Она остановилась напротив меня, как будто что-то обдумывая. У нее мелькнула мысль, что меня сдерживает лишь отчаянная застенчивость, что я неопытнее, чем она думала сначала. Вне себя от нестерпимого любовного возбуждения она решила предпринять самую последнюю попытку и сыграть ва-банк, рискуя проиграть всю партию.
Она подошла вплотную, проворнее молнии скользнула мне на колени, обняла за шею, переплела обе руки у меня за головой, и ее губы яростно прильнули к моим губам; я чувствовала, как ее полуобнаженная волнующаяся грудь припала к моей груди и как ее переплетенные пальцы вцепились мне в волосы. Дрожь пробежала по всему телу, и соски мои напряглись.
Розетта не прерывала поцелуя; ее губы вбирали в себя мои, зубы легонько стукались о мои зубы, наше дыхание смешалось. Я на мгновение отпрянула и два-три раза повела головой из стороны в сторону, пытаясь уклониться от поцелуя, но непреодолимое влечение вновь потянуло меня вперед, и я вернула ей поцелуй почти с тою же пылкостью, с какой она мне его подарила. Уж и не знаю, что вышло бы изо всего этого, но тут снаружи донесся заливистый лай и шорох царапающихся в дверь лап. Дверь поддалась, в хижину, повизгивая, вприпрыжку вбежала крупная белая борзая.
Розетта вскочила и одним прыжком метнулась в противоположный конец комнаты; прекрасная борзая весело и дружелюбно прыгала вокруг нее, пытаясь поймать в воздухе и лизнуть ее руки; Розетта была в таком смятении, что ей с превеликим трудом удалось расправить на плечах накидку.
Эта борзая была любимая собака ее брата Алкивиада; он никогда с ней не расставался, и видя ее, можно было не сомневаться, что ее хозяин где-нибудь поблизости: вот что испугало бедную Розетту.

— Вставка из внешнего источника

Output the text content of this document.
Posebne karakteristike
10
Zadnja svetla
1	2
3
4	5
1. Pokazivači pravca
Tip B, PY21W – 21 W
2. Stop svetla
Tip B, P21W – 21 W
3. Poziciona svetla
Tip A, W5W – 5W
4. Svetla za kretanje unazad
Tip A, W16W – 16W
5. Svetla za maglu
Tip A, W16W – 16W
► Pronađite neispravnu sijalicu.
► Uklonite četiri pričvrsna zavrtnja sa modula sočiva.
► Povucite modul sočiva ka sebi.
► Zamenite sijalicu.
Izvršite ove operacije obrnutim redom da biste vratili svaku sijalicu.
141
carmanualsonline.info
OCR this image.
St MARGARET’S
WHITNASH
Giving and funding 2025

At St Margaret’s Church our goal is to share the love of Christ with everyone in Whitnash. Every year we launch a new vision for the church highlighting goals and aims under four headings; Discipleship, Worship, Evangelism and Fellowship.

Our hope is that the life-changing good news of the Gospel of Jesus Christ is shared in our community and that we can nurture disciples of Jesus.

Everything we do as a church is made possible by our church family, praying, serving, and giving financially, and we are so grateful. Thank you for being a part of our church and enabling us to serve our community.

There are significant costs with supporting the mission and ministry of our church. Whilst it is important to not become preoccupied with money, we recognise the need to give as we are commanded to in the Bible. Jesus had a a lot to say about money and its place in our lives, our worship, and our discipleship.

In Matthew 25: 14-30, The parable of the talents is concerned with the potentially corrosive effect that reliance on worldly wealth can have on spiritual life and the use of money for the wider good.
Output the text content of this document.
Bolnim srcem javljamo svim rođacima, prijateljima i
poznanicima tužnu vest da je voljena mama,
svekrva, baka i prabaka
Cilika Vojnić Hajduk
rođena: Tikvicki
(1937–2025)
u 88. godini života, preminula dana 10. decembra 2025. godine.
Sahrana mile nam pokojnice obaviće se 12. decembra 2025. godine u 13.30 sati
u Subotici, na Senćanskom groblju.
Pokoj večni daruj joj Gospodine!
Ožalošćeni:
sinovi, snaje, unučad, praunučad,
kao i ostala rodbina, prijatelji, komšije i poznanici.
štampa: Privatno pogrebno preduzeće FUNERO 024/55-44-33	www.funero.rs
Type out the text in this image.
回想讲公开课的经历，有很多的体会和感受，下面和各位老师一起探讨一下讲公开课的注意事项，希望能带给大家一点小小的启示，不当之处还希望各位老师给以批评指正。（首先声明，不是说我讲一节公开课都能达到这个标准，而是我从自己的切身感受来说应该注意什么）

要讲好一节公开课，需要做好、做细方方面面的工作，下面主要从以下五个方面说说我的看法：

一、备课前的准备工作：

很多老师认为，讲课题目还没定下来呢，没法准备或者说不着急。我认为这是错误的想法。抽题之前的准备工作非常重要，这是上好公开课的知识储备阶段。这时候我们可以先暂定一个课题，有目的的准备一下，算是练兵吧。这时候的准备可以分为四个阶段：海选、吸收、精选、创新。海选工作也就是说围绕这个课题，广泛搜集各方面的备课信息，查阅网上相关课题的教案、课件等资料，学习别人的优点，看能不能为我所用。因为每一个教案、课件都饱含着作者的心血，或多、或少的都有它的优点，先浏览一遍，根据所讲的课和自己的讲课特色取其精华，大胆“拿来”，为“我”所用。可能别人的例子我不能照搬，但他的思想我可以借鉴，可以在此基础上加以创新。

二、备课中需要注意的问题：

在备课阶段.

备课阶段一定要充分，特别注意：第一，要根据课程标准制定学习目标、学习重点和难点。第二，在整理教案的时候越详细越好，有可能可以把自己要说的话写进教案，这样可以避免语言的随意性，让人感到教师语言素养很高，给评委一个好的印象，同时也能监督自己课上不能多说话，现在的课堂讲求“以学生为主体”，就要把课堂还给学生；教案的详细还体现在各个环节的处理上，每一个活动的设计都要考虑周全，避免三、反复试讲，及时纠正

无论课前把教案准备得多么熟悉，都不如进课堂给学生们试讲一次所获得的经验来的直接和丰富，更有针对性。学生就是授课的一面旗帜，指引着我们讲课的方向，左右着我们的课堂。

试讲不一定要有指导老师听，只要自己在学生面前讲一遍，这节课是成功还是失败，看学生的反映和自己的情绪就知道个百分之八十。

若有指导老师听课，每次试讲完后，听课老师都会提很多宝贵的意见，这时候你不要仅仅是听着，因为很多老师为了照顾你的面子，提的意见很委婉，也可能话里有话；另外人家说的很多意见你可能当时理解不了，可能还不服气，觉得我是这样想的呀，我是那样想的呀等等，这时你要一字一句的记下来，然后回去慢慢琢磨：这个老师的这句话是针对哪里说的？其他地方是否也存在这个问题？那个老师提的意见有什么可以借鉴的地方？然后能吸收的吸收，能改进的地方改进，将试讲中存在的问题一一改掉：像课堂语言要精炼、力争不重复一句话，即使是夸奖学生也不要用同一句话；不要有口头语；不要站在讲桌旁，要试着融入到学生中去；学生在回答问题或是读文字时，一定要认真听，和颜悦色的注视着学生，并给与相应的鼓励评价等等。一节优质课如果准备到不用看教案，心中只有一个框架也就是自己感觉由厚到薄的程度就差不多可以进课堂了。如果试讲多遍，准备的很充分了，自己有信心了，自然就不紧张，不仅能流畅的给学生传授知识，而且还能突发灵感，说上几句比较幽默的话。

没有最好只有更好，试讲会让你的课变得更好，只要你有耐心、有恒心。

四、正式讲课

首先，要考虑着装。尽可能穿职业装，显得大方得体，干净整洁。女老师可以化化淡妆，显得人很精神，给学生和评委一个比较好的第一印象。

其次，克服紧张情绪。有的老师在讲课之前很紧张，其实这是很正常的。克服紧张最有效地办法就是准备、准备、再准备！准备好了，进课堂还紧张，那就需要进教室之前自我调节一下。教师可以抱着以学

И впрямь, не прошло и минуты, как появился Алкивиад – в сапогах со шпорами, с хлыстом в руке.
– А, вот вы где, – сказал он. – Я уже час ищу вас и нипочем бы не нашел, если бы мой славный Снюг не учуял вас в вашей норке. – И он метнул в сестру наполовину строгий, наполовину насмешливый взгляд, от которого она покраснела до корней волос. – Вам, наверное, пришла нужда побеседовать на весьма щекотливые темы, коль скоро вы удалились в такое уединенное место? Надо думать, вы толковали о богословии и о двойственной природе души?
– Ах, нет, упаси Бог; мы предавались куда менее возвышенным занятиям: ели пирожное и болтали о модах, вот и все.
– Ни за что не поверю: судя по вашему виду, вы углубились в рассуждения о сущности нежных чувств, но после столь туманных разговоров не худо и развеяться, а потому полагаю, что недурно было бы вам вместе со мной совершить небольшую прогулку верхом. У меня новая кобыла, надо бы ее опробовать. Вы тоже прокатитесь на ней, Теодор, и мы поглядим, какова она под седлом.
Мы вышли втроем: он протянул руку мне, я Розетте; наши лица разительно отличались своим выражением. Алкивиад казался задумчивым, я была в самом добром расположении духа, Розетта же крайне огорчена.
Алкивиад появился весьма кстати для меня и весьма некстати для Розетты, которая потеряла, или думала, что потеряла, весь выигрыш от своих искусных атак и хитроумной тактики. Теперь надо было все начинать сначала; а ведь еще четверть часа – и черт меня побери, если я знаю, к какой развязке могло привести наше приключение; я попросту не представляю себе, до чего бы мы дошли. Возможно, не вмешайся Алкивиад в самый рискованный момент, как бог из колесницы, все сложилось бы к лучшему: пускай бы дело кончилось так или иначе. На протяжении этой сцены я два-три раза уже готова была признаться Розетте, кто я такая, но страх, что меня примут за авантюристку и тайна моя будет разглашена, удержал у меня на устах слова, уже готовые с них сорваться.